2. Paint before you move in.
If you are moving into a new house, the best time to paint a ceiling is before the furniture arrives. A few hours head-start by an eager volunteer will often get some of the higher traffic areas, such as the lounge or kitchen, completed and looking fresh.
3. Mask up.
Despite everyone’s best efforts, paint drips will always find their way to the wall or floor covering. Grab some dropsheets and cover everything. The disposable plastic sheets from hardware stores are great for covering walls, while fabric or canvas dropsheets are usually best for floors.
4. Sand and clean
Sanding will remove any loose paint, which will probably flak off at some future time. Sanding also provides a suitable base for the paint to adhere to. If the ceiling has an oily feel to it (perhaps caused by residual cooking fumes in a kitchen), a good wash with a suitable detergent and water (followed by drying and sanding) will remove most of the residue and help with paint adhesion.
5. Start with the brush
Our preferred paint method is to paint around 2 square meters at a time, starting with a brush to ‘cut in’ around the coving, then use a roller. We’ve also found that applying a roller full of paint often leads to excessive paint around the edges, so it’s best to run the roller in the middle of the intended paint zone to remove some of the excess paint, then move towards the brushed edges, then in both directions to spread out the paint and give an even paint coverage.
6. The right roller technique
Rollers are great for painting larger surfaces quickly, but do require good technique. Avoid placing too much paint on the roller, and always roll off any excess before lifting the roller towards the ceiling. The best application of paint is usually achieved by running the roller in two different directions, and feathering towards the end of your paint zone. Take your time, and try not to spin the roller too fast. As you move towards the next 1-2 square meter paint zone you should be able to overlap the paint without any noticeable marks. Most ceilings require at least two coats, so it’s best to start from the opposite direction, ideally towards a window so that you can see the reflection of wet paint and determine where you have already applied the second cost.

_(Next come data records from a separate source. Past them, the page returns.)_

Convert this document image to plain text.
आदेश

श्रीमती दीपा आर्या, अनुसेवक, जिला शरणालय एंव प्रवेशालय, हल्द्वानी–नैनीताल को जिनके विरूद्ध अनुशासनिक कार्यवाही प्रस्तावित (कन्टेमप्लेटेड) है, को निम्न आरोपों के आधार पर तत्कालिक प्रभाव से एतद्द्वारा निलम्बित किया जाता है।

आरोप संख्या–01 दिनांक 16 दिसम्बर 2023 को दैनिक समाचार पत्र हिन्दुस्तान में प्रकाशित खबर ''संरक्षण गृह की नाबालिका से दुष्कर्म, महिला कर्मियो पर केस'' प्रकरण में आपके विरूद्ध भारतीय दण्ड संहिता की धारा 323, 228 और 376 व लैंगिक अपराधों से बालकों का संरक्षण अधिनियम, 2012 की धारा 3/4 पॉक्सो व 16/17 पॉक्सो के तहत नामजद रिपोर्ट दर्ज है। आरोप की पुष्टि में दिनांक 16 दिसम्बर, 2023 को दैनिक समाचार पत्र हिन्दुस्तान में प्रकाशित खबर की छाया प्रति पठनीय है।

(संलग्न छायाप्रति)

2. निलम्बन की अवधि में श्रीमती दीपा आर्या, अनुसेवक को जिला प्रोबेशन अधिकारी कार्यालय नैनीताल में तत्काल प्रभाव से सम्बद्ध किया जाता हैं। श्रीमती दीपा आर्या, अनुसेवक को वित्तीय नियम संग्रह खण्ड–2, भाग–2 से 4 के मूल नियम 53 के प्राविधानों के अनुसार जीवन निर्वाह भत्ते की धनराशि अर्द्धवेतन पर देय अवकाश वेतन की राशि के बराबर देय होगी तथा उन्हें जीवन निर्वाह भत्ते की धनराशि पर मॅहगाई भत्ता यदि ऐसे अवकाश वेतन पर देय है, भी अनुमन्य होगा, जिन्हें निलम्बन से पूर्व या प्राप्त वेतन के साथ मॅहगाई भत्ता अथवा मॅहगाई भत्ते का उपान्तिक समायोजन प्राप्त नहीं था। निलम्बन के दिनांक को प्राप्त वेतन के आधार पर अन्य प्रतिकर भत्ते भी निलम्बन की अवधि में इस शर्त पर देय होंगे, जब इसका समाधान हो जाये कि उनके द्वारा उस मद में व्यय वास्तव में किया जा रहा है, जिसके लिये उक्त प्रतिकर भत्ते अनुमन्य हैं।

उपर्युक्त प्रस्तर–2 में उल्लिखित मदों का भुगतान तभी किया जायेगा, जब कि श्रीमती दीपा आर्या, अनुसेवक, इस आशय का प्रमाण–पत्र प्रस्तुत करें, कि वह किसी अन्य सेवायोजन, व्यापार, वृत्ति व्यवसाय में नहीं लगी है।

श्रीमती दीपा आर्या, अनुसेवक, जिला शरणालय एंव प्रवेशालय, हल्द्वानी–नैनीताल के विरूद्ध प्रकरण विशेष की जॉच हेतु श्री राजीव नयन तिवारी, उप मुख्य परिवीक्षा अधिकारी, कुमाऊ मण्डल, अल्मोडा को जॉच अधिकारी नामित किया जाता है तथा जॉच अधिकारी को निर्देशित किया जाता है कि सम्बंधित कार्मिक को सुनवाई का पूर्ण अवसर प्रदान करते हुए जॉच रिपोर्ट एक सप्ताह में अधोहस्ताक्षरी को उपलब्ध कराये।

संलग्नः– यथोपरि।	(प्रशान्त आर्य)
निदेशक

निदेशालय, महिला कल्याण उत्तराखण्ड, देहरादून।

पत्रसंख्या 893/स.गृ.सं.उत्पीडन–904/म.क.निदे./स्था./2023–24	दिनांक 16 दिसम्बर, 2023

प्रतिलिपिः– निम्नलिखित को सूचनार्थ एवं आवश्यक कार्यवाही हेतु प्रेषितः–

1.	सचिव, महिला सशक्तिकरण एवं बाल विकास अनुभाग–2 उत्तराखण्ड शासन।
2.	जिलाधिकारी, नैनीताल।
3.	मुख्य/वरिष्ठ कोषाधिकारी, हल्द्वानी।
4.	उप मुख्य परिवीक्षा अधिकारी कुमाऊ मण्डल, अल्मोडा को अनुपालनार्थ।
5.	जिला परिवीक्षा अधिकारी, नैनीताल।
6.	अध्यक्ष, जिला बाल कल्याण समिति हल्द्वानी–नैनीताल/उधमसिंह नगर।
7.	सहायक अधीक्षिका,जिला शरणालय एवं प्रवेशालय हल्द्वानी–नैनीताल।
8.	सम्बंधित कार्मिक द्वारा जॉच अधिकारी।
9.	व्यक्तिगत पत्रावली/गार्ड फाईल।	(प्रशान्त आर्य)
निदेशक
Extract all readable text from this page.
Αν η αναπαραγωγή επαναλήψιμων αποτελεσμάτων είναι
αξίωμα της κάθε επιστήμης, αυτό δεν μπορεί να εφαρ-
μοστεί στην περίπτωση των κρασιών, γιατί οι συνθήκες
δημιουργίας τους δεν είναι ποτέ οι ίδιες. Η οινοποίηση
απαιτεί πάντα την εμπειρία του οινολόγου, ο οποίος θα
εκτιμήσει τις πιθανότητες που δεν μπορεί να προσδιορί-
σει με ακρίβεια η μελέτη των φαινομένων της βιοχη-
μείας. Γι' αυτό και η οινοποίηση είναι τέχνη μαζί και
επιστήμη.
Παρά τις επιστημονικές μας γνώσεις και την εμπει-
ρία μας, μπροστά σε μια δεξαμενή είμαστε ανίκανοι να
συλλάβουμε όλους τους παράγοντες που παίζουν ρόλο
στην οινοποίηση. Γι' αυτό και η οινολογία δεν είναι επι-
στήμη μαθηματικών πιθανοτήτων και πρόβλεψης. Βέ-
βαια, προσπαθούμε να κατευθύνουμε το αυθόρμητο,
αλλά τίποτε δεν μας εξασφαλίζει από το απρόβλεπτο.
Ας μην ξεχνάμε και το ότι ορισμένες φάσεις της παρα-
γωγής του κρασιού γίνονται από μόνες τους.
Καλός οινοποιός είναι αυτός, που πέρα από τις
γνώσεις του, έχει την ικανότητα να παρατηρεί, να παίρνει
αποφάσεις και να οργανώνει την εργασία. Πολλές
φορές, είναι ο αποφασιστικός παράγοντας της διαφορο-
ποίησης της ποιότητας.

There are several different types of ceiling paints available. We’ve always found that it’s best to buy good quality paint as it usually goes on easier and has a better finish. There are also specific ceiling paints for bathrooms, which contain anti-mould ingredients to prevent the growth of black spots on the ceiling. Have a talk to your local paint supplier: they usually can provide some good advice to help you get the job done quickly and effectively.